We all want our children to have fun, right? Often times that means purchasing toys. As a pediatric ER nurse, there are some toys my children will not have and some that they do have but that I have to watch very cautiously. I’m not telling you not to buy these items. This is a personal decision for your family. However, if you have these items in your house, then extra caution is needed.
1. Trampolines: Few pediatric ER nurses will let their children have trampolines. We just see too many injuries associated with their use. The trouble is your child doesn’t even have to come off the trampoline to get an injury. I’ve seen lower leg and ankle fractures just from landing wrong on the surface. If you choose to have a trampoline, consider doing these things. One child at a time policy. Injuries tend to increase when there are multiple kids jumping at one time. Make sure the mat and springs are in good working order. Just watch America’s Funniest Home Videos to see how often they come apart.
2. Baby pool or above the ground pool: Simply, these are a danger for drowning. Children should never be left unattended near any body of water. It’s not unusual for drowning incidents to happen, particularly during summer holiday get-togethers, because the adults are talking with one another and no one is really watching the swimmers.
This became evident to me one July 4th gathering. The family had a large, blue, inflatable above ground pool. They had a children’s slide rigged up to it as a “water slide”. There were about fifteen kids in this small pool.
You know right where I parked myself. And, I was the only adult there.
My oldest daughter, who was about three at the time, slid down the pool into the water. When she hit the bottom, her feet couldn’t get enough traction to stand up. She begins to flop around. I can see she’s in trouble. I reach in to hoist her back on her feet.
Now, there were much older kids in that pool with her. Not one child stepped in to help or recognized that she was in trouble. Issue is… it is not their responsibility to do this. Point being, do not trust older children to be “lifeguards” unless they actually work as one.

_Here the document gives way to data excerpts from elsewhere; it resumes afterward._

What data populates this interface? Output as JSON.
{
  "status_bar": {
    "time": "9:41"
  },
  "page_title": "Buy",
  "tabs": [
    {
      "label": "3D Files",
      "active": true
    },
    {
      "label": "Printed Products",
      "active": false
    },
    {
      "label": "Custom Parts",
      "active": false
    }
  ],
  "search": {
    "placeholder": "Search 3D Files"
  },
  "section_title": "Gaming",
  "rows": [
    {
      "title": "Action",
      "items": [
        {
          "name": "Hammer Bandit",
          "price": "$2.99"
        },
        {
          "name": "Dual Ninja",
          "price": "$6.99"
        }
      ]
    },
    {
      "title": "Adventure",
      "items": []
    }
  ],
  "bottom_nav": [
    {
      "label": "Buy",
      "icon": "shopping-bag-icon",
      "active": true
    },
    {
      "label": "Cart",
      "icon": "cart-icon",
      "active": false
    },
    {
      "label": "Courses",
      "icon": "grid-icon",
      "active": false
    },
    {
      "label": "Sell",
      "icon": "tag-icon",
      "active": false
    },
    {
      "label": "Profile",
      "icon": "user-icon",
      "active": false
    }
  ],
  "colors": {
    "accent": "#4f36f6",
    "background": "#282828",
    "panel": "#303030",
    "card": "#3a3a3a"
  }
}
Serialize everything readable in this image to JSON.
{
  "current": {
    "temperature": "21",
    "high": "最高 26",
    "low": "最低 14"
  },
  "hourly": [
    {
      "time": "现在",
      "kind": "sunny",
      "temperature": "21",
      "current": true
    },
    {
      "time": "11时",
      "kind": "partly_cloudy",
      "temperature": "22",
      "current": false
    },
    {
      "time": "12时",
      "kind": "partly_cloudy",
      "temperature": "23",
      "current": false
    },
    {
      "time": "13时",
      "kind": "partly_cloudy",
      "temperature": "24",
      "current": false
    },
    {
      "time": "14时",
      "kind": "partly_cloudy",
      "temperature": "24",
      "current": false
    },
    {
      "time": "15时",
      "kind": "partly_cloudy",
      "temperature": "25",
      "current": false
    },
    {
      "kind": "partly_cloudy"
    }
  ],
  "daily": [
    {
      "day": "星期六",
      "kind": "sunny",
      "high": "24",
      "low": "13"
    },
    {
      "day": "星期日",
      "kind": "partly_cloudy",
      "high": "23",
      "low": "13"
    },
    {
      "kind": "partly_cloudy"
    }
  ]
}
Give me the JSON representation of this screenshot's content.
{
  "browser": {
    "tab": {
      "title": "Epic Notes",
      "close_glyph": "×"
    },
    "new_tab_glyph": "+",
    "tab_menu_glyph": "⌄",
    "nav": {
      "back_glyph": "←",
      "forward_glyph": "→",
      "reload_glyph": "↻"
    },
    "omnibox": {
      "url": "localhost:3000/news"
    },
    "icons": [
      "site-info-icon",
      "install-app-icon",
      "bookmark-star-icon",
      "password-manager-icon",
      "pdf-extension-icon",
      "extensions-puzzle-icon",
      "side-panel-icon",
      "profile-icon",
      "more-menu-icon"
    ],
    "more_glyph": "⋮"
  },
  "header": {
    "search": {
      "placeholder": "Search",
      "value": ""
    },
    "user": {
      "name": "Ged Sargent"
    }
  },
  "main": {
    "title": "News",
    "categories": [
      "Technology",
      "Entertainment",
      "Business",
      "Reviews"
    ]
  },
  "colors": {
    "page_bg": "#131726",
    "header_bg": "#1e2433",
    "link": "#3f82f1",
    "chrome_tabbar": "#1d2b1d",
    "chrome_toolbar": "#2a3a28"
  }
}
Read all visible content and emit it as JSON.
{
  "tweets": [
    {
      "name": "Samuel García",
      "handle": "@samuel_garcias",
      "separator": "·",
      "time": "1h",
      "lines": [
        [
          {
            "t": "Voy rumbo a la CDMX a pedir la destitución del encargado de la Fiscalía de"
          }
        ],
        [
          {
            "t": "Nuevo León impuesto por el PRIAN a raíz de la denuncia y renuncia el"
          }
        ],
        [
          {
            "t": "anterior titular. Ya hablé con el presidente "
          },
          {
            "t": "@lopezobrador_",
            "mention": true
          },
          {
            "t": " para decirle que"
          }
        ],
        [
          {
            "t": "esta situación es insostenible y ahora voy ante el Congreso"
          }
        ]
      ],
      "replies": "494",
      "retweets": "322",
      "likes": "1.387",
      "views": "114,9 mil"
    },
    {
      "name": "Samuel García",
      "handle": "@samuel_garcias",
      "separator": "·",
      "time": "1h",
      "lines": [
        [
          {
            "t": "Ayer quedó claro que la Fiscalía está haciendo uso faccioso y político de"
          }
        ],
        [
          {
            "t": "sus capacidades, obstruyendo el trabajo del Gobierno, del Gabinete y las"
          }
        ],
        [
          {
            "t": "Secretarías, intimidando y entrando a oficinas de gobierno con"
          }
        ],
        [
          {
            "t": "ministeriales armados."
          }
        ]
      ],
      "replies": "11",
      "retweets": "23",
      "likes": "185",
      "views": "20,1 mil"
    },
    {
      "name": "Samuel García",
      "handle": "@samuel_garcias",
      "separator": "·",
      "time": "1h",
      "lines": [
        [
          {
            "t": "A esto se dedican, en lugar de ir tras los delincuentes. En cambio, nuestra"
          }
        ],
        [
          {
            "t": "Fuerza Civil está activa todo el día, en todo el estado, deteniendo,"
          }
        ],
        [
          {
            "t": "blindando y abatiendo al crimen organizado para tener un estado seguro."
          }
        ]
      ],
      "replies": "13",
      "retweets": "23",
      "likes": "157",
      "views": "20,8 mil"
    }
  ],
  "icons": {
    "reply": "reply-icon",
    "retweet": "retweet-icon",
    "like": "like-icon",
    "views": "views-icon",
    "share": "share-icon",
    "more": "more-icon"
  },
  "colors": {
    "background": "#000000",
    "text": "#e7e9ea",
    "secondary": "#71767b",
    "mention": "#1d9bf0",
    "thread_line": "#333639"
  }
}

3. Magnets: These are the “balls and sticks” that you can clink together to make geometric shapes. I’ll be the first to confess, these are pretty cool toys and we do have them in our house. An adult needs to observe children playing with them, particularly if there are younger children in the home.
The problem ensues if more than one is swallowed. What can happen is that they will attract to one another inside the intestines and trap tissue between them. Intestinal tissue that becomes trapped can lose its blood supply and die. A hole can also be created. These are both very bad things. So, just close observation when children are playing with these items.
Are there toys you consider dangerous that you will not let your children have?
Jordyn Redwood has served the pediatric population and their families for many years. She has five years of experience in the pediatric ICU and ten years of pediatric ER nursing which is the area she currently works. Jordyn also teaches CPR and advanced resuscitation courses.
Jordyn is also a suspense author. Her novel, Lilly’s Ashes, will be published by Kregel in the Spring of 2012. She also hosts a medical blog for authors which you can find at www.jordynredwood.com.
Disclaimer: Remember, these posts are for education and discussion. If your child is sick and you think they require medical attention, take them to their pediatrician or local emergency department.